Benchmarking rustls 0.23.15 vs OpenSSL 3.3.2 vs BoringSSL on x86_64
2024-10-18
System configuration
We ran the benchmarks on a bare-metal server with the following characteristics:
- OS: Debian 12 (Bookworm).
- C/C++ toolchains: GCC 12.2.0 and Clang 14.0.6.
- CPU: Xeon E-2386G (supporting AVX-512).
- Memory: 32GB.
- Extra configuration: hyper-threading disabled, dynamic frequency scaling disabled, cpu scaling governor set to performance for all cores.
Versions
The benchmarking tool used for both OpenSSL and BoringSSL was openssl-bench d5de57d9.
This was built from source with its makefile.
BoringSSL
The tested version of BoringSSL is 76968bb3d5, which was the most recent point on master when we started these measurements.

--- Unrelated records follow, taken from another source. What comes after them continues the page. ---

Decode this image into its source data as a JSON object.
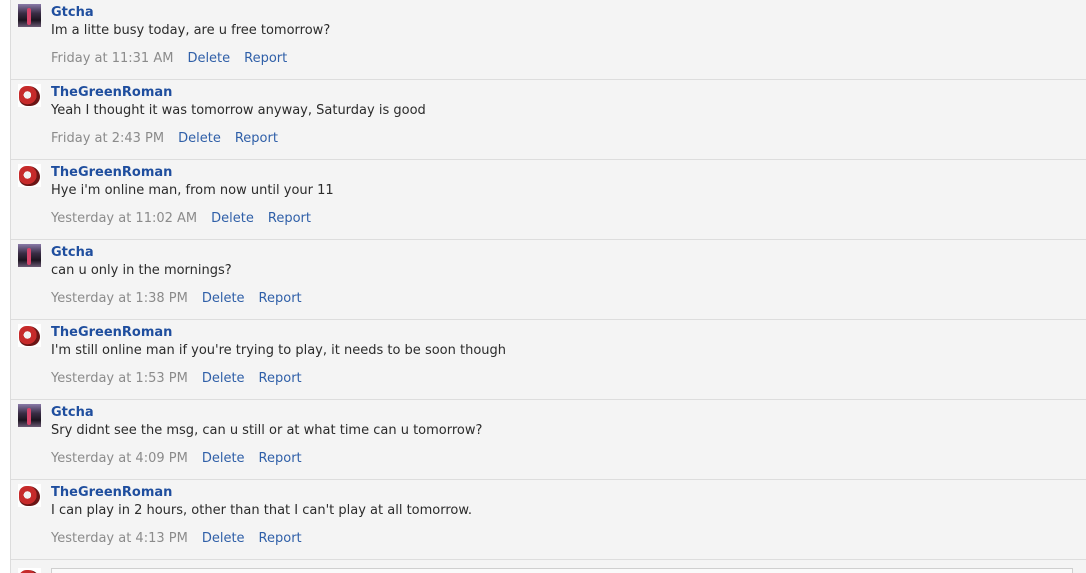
{
  "messages": [
    {
      "author": "Gtcha",
      "avatar": "gtcha",
      "text": "Im a litte busy today, are u free tomorrow?",
      "time": "Friday at 11:31 AM",
      "delete": "Delete",
      "report": "Report"
    },
    {
      "author": "TheGreenRoman",
      "avatar": "roman",
      "text": "Yeah I thought it was tomorrow anyway, Saturday is good",
      "time": "Friday at 2:43 PM",
      "delete": "Delete",
      "report": "Report"
    },
    {
      "author": "TheGreenRoman",
      "avatar": "roman",
      "text": "Hye i'm online man, from now until your 11",
      "time": "Yesterday at 11:02 AM",
      "delete": "Delete",
      "report": "Report"
    },
    {
      "author": "Gtcha",
      "avatar": "gtcha",
      "text": "can u only in the mornings?",
      "time": "Yesterday at 1:38 PM",
      "delete": "Delete",
      "report": "Report"
    },
    {
      "author": "TheGreenRoman",
      "avatar": "roman",
      "text": "I'm still online man if you're trying to play, it needs to be soon though",
      "time": "Yesterday at 1:53 PM",
      "delete": "Delete",
      "report": "Report"
    },
    {
      "author": "Gtcha",
      "avatar": "gtcha",
      "text": "Sry didnt see the msg, can u still or at what time can u tomorrow?",
      "time": "Yesterday at 4:09 PM",
      "delete": "Delete",
      "report": "Report"
    },
    {
      "author": "TheGreenRoman",
      "avatar": "roman",
      "text": "I can play in 2 hours, other than that I can't play at all tomorrow.",
      "time": "Yesterday at 4:13 PM",
      "delete": "Delete",
      "report": "Report"
    }
  ]
}
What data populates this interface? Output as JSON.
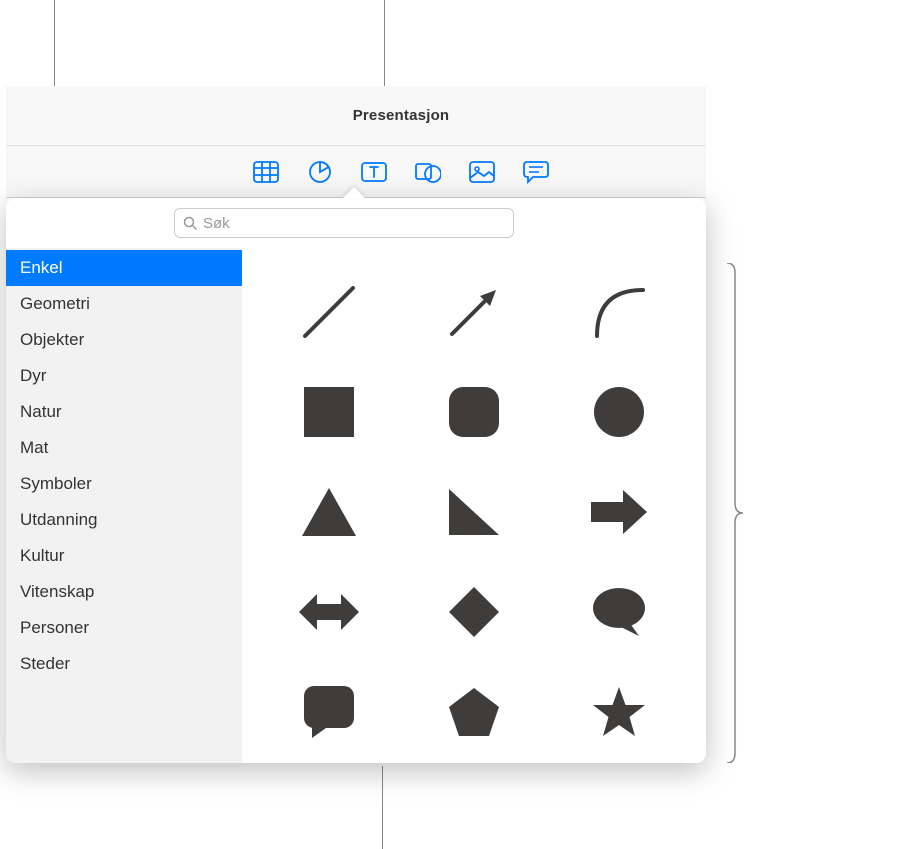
{
  "title": "Presentasjon",
  "toolbar": {
    "table": "table-icon",
    "chart": "chart-icon",
    "text": "text-icon",
    "shape": "shape-icon",
    "media": "media-icon",
    "comment": "comment-icon"
  },
  "search": {
    "placeholder": "Søk"
  },
  "sidebar": {
    "items": [
      {
        "label": "Enkel",
        "selected": true
      },
      {
        "label": "Geometri",
        "selected": false
      },
      {
        "label": "Objekter",
        "selected": false
      },
      {
        "label": "Dyr",
        "selected": false
      },
      {
        "label": "Natur",
        "selected": false
      },
      {
        "label": "Mat",
        "selected": false
      },
      {
        "label": "Symboler",
        "selected": false
      },
      {
        "label": "Utdanning",
        "selected": false
      },
      {
        "label": "Kultur",
        "selected": false
      },
      {
        "label": "Vitenskap",
        "selected": false
      },
      {
        "label": "Personer",
        "selected": false
      },
      {
        "label": "Steder",
        "selected": false
      }
    ]
  },
  "shapes": [
    {
      "name": "line"
    },
    {
      "name": "arrow"
    },
    {
      "name": "curve"
    },
    {
      "name": "square"
    },
    {
      "name": "rounded-square"
    },
    {
      "name": "circle"
    },
    {
      "name": "triangle"
    },
    {
      "name": "right-triangle"
    },
    {
      "name": "right-arrow-block"
    },
    {
      "name": "double-arrow-block"
    },
    {
      "name": "diamond"
    },
    {
      "name": "speech-bubble"
    },
    {
      "name": "square-callout"
    },
    {
      "name": "pentagon"
    },
    {
      "name": "star"
    }
  ],
  "colors": {
    "accent": "#007aff",
    "shape_fill": "#3f3c3c"
  }
}
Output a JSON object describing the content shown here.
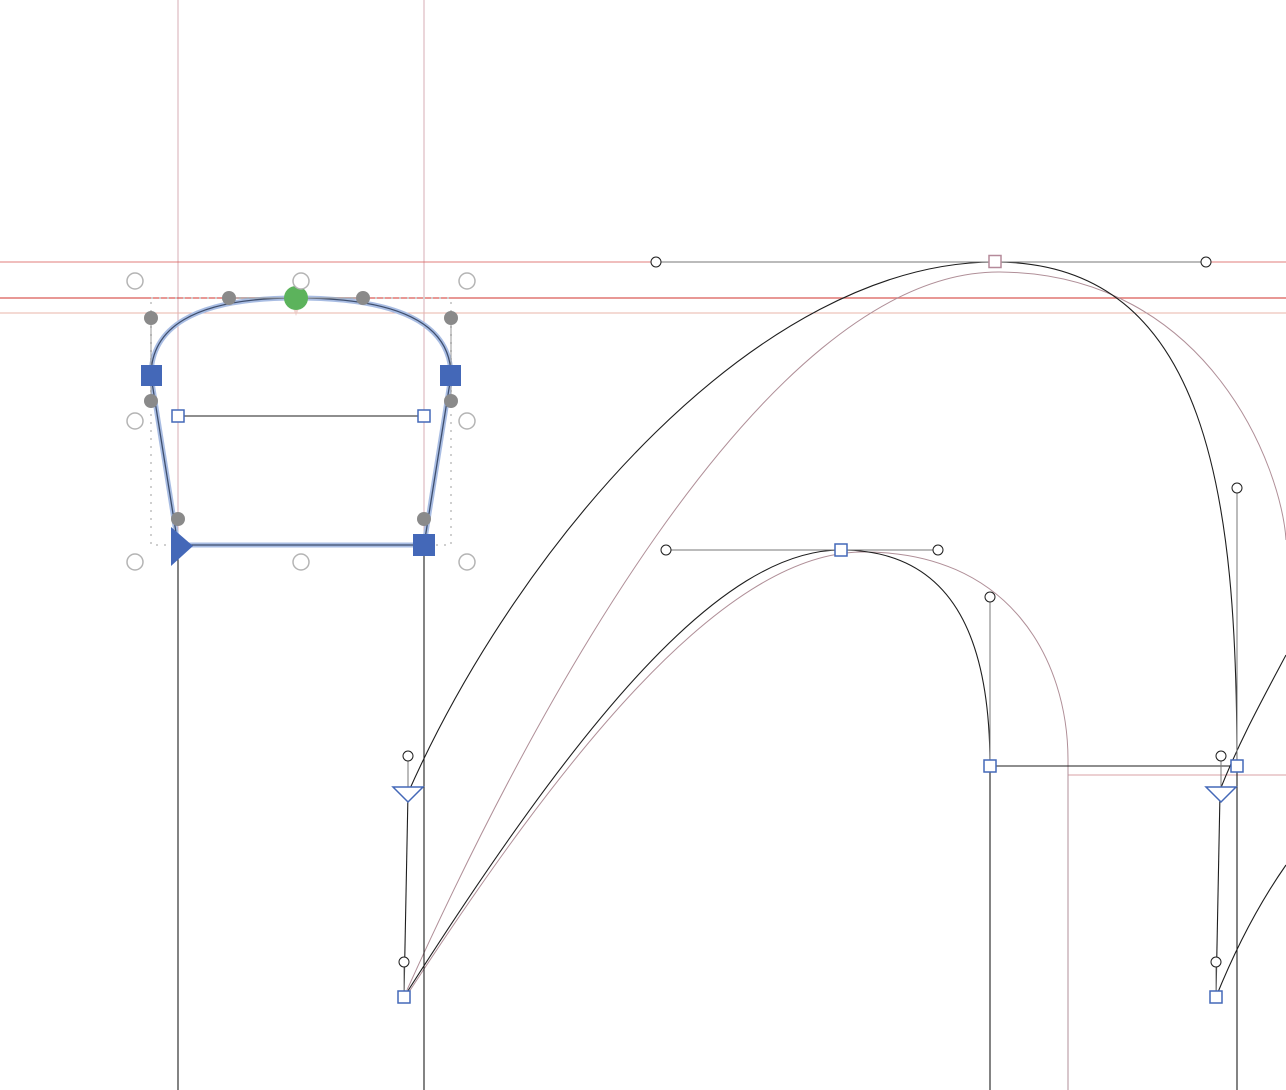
{
  "editor": {
    "view": "glyph-outline-canvas",
    "colors": {
      "guideline": "#d9534f",
      "guideline_light": "#e8b4a8",
      "background_outline": "#b08f98",
      "outline": "#1e1e1e",
      "selected_outline": "#5a74a8",
      "selected_node": "#4468b8",
      "start_point": "#4468b8",
      "off_curve_selected": "#8a8a8a",
      "center_handle": "#5cb35c",
      "bbox_handle": "#b4b4b4",
      "handle_line": "#666666"
    },
    "icons": {
      "start_point": "triangle-right",
      "smooth_node": "circle",
      "corner_node": "square",
      "tangent_node": "triangle-down",
      "rotate_handle": "circle-filled"
    }
  }
}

BoringSSL was built from source with CC=clang CXX=clang++ cmake -DCMAKE_BUILD_TYPE=Release
.
clang is used here to avoid potential performance deficits to GCC.
OpenSSL
The tested version of OpenSSL is 3.3.2, which was the latest release at the time of writing.
OpenSSL was built from source with ./Configure ; make -j12
.
Rustls
The tested version of rustls was 0.23.15, which was the latest release at the time of writing. This was used with aws-lc-rs 1.10.0 / aws-lc-sys 0.22.0.

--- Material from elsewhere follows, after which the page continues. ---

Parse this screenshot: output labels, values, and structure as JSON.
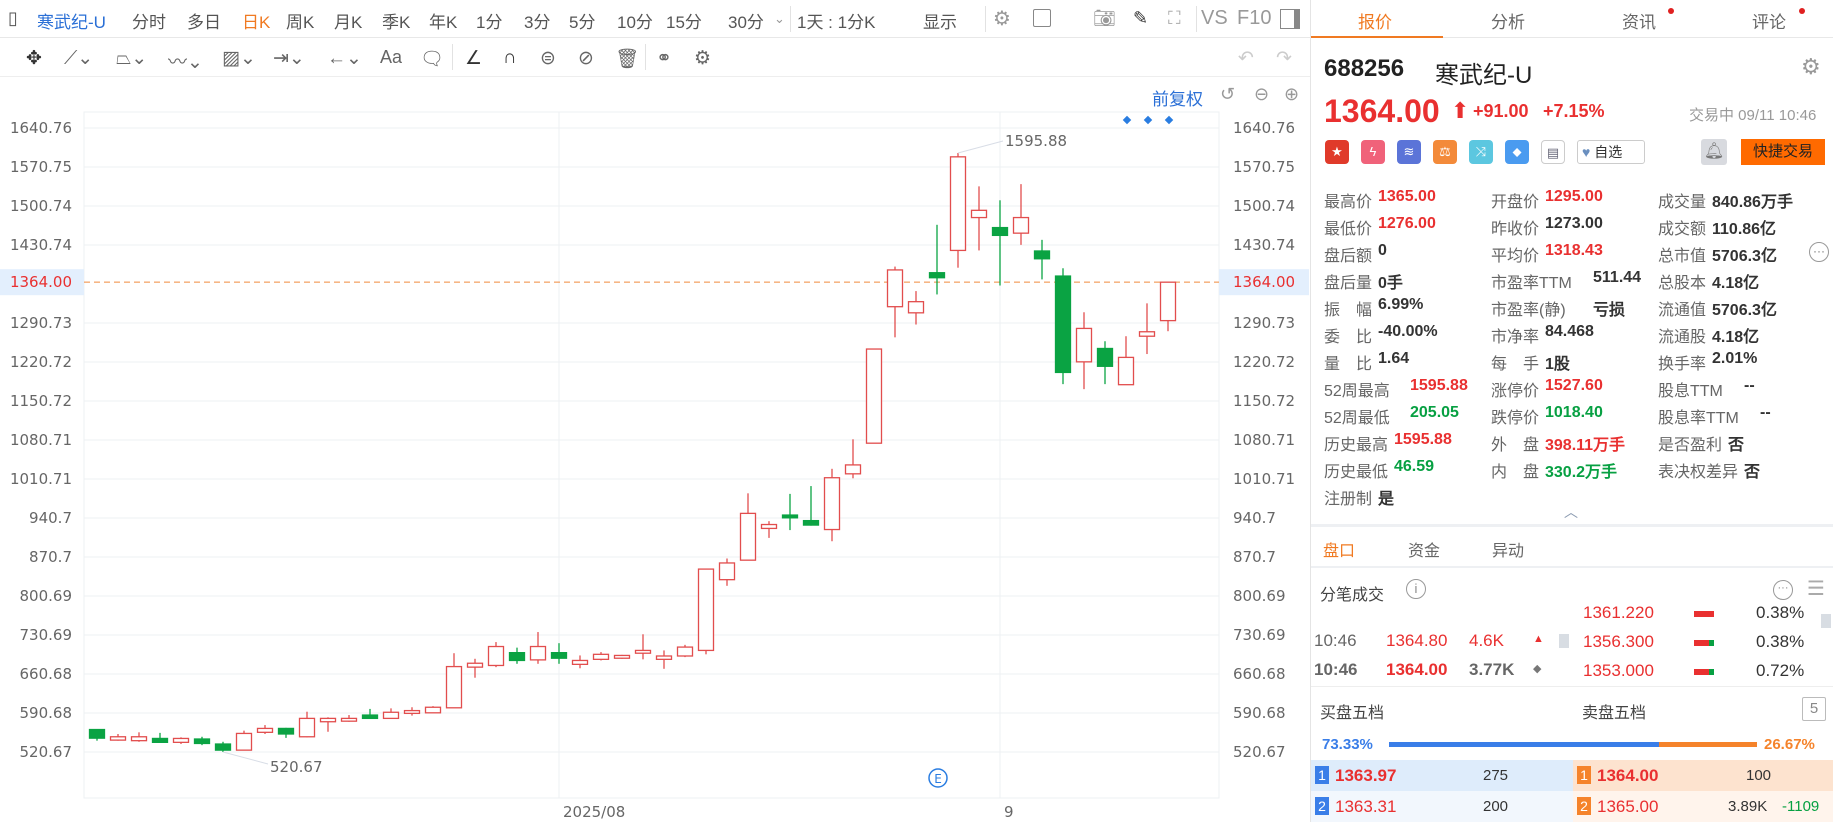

Additionally the following two commits were included, which affect the benchmark tool but do not affect the core crate:
Measurements
BoringSSL was tested with this command:
~/bench/openssl-bench
$ BENCH_MULTIPLIER=16 setarch -R make measure BORINGSSL=1
OpenSSL was tested with this command:
~/bench/openssl-bench
$ BENCH_MULTIPLIER=16 setarch -R make measure
rustls was tested with this command:
~/bench/rustls
$ BENCH_MULTIPLIER=16 setarch -R make -f admin/bench-measure.mk measure
Results
Transfer measurements are in megabytes per second. Handshake units are handshakes per second.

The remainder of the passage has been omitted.